Thanks for the canning recommendations. Here's what's in the lineup for tomorrow...

Joe, I thought I'd follow up on this question...if you see the photos, you'll notice the boxes

filled with jars, stacked on top of eachother. When the jars came out of the water bath, we turned them upside down to get the seal. Then, as soon as they were cool enough to touch, we uprighted them and put them in the box. While one batch was cooling, we had another batch cooking. And we just kept stacking them in the boxes as they cooled enough. It was a great assembly line process and I don't know if you can tell, but Hope's counter space is actually quite small.

Jars were sterilized to the left of the stove, product was heated and being processed on the right side of the stove, on the counter immediately to the right would be uprighted jars cooling, and next to that were stacked boxes of still cooling product.

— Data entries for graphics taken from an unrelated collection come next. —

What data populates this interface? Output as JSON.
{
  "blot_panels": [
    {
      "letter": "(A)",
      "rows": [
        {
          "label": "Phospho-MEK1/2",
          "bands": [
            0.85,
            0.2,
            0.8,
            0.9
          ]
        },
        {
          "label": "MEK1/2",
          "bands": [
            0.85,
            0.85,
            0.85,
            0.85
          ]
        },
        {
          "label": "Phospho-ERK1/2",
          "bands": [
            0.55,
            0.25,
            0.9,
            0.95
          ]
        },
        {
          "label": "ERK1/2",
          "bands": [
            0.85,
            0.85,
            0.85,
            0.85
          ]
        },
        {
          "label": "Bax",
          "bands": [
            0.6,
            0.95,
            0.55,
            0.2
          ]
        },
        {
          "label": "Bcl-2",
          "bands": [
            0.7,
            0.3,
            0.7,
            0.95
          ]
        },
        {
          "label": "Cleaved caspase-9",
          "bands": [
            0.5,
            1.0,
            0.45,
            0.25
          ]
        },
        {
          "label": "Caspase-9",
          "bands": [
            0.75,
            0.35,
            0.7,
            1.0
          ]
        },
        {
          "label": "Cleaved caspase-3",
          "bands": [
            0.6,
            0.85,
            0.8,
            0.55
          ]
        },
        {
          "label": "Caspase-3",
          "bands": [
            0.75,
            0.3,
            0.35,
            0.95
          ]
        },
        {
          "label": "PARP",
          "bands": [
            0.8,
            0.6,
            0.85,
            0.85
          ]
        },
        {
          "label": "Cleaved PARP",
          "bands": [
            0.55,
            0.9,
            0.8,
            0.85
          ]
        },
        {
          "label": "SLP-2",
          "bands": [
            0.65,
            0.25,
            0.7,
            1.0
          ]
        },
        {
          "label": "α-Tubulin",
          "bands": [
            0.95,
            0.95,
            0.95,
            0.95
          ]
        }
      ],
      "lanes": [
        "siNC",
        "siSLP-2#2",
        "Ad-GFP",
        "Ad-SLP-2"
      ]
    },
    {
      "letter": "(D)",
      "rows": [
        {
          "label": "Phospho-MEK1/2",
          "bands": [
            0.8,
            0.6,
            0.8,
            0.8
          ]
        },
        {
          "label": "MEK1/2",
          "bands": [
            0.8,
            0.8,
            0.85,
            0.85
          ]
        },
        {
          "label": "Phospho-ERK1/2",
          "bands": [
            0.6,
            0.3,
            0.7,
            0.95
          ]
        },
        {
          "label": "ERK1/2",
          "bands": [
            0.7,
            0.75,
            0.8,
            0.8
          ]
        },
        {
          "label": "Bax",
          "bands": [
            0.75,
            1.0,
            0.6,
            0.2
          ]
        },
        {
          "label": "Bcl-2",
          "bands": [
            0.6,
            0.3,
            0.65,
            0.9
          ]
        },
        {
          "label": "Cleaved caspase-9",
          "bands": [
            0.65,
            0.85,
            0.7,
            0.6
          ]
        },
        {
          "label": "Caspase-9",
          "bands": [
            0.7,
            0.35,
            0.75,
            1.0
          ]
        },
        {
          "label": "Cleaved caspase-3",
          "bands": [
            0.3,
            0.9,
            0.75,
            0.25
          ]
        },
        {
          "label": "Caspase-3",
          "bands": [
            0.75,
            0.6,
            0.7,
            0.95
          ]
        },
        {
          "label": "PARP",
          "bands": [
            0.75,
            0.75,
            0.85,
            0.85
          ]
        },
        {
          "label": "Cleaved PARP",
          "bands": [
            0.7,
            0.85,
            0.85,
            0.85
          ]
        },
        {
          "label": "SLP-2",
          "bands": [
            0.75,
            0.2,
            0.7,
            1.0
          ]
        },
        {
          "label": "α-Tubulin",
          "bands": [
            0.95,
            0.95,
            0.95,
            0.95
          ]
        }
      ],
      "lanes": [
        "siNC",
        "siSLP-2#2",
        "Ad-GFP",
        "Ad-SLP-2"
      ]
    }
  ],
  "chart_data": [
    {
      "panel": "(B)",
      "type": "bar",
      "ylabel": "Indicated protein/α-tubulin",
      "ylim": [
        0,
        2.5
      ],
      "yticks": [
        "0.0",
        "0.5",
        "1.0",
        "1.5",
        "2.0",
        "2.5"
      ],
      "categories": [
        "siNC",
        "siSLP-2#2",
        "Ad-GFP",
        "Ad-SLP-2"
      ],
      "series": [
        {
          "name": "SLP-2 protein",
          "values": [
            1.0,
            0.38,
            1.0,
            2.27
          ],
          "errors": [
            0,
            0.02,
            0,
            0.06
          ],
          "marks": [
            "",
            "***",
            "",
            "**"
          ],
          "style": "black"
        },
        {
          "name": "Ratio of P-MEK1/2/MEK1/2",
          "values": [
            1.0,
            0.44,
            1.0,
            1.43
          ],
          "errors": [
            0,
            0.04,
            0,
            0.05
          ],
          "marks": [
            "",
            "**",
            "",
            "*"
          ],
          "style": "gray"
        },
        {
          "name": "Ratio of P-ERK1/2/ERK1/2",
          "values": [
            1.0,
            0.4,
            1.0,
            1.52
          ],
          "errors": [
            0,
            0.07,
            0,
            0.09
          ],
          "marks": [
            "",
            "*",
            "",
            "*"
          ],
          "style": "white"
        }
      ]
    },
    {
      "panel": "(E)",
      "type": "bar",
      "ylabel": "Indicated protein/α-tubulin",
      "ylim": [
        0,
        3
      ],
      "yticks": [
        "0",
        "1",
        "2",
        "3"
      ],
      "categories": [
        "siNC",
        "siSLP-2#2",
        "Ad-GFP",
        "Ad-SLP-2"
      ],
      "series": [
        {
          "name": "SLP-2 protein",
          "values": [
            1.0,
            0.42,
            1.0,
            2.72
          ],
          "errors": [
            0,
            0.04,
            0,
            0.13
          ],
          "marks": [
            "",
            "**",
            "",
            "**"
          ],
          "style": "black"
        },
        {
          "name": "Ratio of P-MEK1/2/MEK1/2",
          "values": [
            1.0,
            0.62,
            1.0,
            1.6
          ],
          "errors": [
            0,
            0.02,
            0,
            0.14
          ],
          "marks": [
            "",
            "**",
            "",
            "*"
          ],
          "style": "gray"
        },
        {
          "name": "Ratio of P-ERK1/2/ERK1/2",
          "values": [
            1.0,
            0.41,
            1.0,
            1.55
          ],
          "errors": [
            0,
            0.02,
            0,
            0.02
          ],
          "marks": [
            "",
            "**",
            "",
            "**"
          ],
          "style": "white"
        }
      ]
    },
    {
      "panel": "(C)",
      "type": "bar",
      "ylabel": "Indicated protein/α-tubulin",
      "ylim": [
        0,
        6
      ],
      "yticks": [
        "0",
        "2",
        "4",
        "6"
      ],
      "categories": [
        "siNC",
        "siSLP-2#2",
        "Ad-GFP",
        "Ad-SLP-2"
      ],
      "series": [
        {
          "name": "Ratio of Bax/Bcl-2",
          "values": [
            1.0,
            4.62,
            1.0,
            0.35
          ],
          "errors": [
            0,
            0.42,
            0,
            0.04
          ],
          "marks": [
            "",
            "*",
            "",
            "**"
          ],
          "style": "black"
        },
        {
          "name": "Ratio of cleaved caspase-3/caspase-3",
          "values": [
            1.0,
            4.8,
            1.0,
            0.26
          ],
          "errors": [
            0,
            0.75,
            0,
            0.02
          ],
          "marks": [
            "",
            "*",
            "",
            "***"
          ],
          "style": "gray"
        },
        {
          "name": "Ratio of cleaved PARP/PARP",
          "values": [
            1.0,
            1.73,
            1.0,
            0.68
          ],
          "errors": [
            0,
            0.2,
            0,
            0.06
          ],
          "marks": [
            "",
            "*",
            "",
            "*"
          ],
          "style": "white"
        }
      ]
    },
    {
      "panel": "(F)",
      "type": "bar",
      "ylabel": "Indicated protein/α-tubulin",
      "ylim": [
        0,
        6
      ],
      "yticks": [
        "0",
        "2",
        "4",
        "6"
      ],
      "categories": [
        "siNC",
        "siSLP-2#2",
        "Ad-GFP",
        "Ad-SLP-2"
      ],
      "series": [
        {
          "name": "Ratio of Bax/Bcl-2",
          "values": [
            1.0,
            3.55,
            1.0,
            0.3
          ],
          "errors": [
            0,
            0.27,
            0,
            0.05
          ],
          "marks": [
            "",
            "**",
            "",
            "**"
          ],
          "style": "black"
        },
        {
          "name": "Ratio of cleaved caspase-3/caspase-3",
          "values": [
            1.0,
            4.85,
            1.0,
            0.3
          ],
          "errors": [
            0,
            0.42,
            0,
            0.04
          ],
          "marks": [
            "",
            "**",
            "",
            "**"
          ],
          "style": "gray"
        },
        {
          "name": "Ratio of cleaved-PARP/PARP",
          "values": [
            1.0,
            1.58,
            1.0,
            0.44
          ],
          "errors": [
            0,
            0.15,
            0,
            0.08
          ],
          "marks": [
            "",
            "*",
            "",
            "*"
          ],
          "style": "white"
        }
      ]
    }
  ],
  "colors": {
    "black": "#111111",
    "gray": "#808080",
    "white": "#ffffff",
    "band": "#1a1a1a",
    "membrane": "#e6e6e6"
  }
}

At the kitchen table I was doing chopping & recipe assembly. Hope also had a small portable butane burner (we buy them here at the Asian markets) so anything that needed to be cooked a little before processing, I did that on the portable burner.

Worked like a charm!

 
OK, thanks Traca. The half jars kinda threw me off. I always follow

my Ball Blue Book religiously and I knew they couldn't be for long shelf life. Don't want you to get sick. ;o)

 
Amazing. That's what I call efficient. To do all that in a few hours with so little space!